Rebeca y yo salimos de la tienda, cerré la puerta y nos alejamos no muy deprisa. No llovía mucho, así que no forcé el paso. Quería que este “paseo” con Rebeca durase lo más posible, y ella tampoco parecía que tuviese mucha prisa por llegar a su casa.
Tras unos minutos habíamos cruzado ya la avenida y estábamos parados en un semáforo, esperando a que se pusiera en verde. La casa de Rebeca estaba en la calle de enfrente. El semáforo se puso en verde y, cuando íbamos a pasar, de repente un coche rojo que venía de la avenida se saltó el semáforo y casi me atropella. Logré retroceder a tiempo, pero resbalé y caí al suelo, tirando a Rebeca conmigo. Una pareja mayor que había junto a nosotros nos ayudó a levantarnos mientras arremetían contra el conductor del coche. Rebeca no se había hecho nada, ya que había caído sobre mí, pero yo me había rasgado el brazo izquierdo y se me habían roto la camiseta y el paraguas. Rebeca comenzó a mirarme el brazo y me dijo que subiera con ella a su casa para desinfectarme la herida y ponerme mercromina. Cruzamos la calle corriendo. Ahora sí corríamos, que ya no teníamos paraguas, y llegamos al portal del edificio donde vivía Rebeca. Abrió la puerta y nos metimos dentro. Una vez allí comenzamos a reírnos y a mirarnos el uno al otro. Subimos las escaleras, hasta el segundo piso donde ella vivía. Mientras me preguntaba si me dolía. Yo le dije que no.

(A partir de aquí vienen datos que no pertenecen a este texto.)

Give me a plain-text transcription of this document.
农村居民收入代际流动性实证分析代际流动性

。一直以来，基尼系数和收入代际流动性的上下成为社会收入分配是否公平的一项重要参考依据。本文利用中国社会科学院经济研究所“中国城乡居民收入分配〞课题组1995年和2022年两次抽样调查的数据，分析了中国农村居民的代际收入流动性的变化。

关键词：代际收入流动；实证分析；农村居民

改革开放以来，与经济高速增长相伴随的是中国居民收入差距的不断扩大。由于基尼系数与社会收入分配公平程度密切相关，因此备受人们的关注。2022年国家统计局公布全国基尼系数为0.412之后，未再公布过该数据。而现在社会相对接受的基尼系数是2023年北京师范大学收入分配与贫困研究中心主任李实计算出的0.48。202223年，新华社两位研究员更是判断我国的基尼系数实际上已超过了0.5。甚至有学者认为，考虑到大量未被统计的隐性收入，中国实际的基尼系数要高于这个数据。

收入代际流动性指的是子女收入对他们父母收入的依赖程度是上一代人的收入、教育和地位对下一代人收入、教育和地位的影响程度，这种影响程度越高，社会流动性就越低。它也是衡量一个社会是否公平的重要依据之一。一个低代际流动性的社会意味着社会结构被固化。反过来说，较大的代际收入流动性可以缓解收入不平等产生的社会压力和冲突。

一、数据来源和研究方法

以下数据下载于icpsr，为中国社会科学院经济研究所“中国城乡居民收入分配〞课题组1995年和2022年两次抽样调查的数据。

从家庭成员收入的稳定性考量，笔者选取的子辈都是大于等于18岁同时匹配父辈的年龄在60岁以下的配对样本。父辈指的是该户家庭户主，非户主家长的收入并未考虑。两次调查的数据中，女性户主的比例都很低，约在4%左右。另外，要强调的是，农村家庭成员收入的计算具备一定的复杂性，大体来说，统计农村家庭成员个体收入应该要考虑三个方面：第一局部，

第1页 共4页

Por fin, llegamos al segundo piso y ella abrió la puerta de su casa.
- ¿No están tus padres? - le pregunté extrañado al no oír nada.
- No, vivo con mi abuela – me contestó antes de comenzar a llamarla.

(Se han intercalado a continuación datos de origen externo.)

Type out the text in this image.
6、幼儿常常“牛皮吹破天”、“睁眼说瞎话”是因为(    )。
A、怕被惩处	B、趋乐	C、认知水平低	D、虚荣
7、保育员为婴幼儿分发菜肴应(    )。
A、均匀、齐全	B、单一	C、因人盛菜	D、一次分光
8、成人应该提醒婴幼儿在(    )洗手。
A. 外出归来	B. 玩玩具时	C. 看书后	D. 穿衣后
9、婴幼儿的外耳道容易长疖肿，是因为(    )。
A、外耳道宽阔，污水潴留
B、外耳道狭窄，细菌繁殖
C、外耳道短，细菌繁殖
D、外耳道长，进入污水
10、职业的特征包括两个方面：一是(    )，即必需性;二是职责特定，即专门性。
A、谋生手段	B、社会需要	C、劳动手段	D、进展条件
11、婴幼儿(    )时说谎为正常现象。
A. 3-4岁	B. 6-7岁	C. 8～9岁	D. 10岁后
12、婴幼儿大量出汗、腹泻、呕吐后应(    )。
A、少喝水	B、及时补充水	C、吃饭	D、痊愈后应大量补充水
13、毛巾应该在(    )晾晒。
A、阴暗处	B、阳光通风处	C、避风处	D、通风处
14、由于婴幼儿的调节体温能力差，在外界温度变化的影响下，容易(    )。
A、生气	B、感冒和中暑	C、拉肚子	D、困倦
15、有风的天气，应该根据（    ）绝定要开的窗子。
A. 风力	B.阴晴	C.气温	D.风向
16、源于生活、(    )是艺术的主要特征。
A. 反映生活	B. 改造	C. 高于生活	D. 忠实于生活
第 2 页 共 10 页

- Hija, ¿te has mojado? – dijo una mujer que salía de una habitación que había tras nosotros.
- No, me ha acompañado Ferrán, el hijo de la dueña – dijo Rebeca dándome la vuelta para que su abuela me viera de frente – le he dicho que suba porque se ha caído cuando casi nos atropella un coche – continuó mientras le mostraba el rasguño de mi brazo.
La abuela de Rebeca me miró muy fijamente, como examinando a aquel extraño que su nieta había traído a casa. De pronto, su rostro palideció. Entonces nos apartó y se metió en otra habitación.
- ¿He hecho algo? – pregunté a Rebeca
- No, se habrá acordado de algo y habrá ido a su habitación a buscarlo. Ven al baño conmigo y te curo eso.
Entramos los dos en el baño y me pidió que me quitara la camiseta y que me sentara sobre la tapa del váter. Ella comenzó a curar la herida de mi brazo con un algodón empapado en alcohol mientras yo trataba de no quejarme para dar imagen de “machote”, aunque creo que no lo estaba consiguiendo. Después, me puso la mercromina en la herida y me dijo que esperase un poco a que se secase para ponerme la camiseta. – Ves como no ha sido para tanto – me dijo sonriendo.
Rebeca salió del baño. La escuché hablando con su abuela, aunque no alcancé a entender sobre que. Vi como la mercromina comenzaba a secarse y me puse ya la camiseta. Rebeca volvió al baño con un paraguas y me lo dio – Quédatelo, que el tuyo se ha roto por querer acompañarme – me dijo. Yo, por supuesto, lo tomé, pero antes de irme de su casa le dije que se lo devolvería al día siguiente en la tienda.
Una vez en la calle, tras la cruzar la calle, giré la cabeza hacia el piso de Rebeca, y vi a su abuela mirándome por la ventana.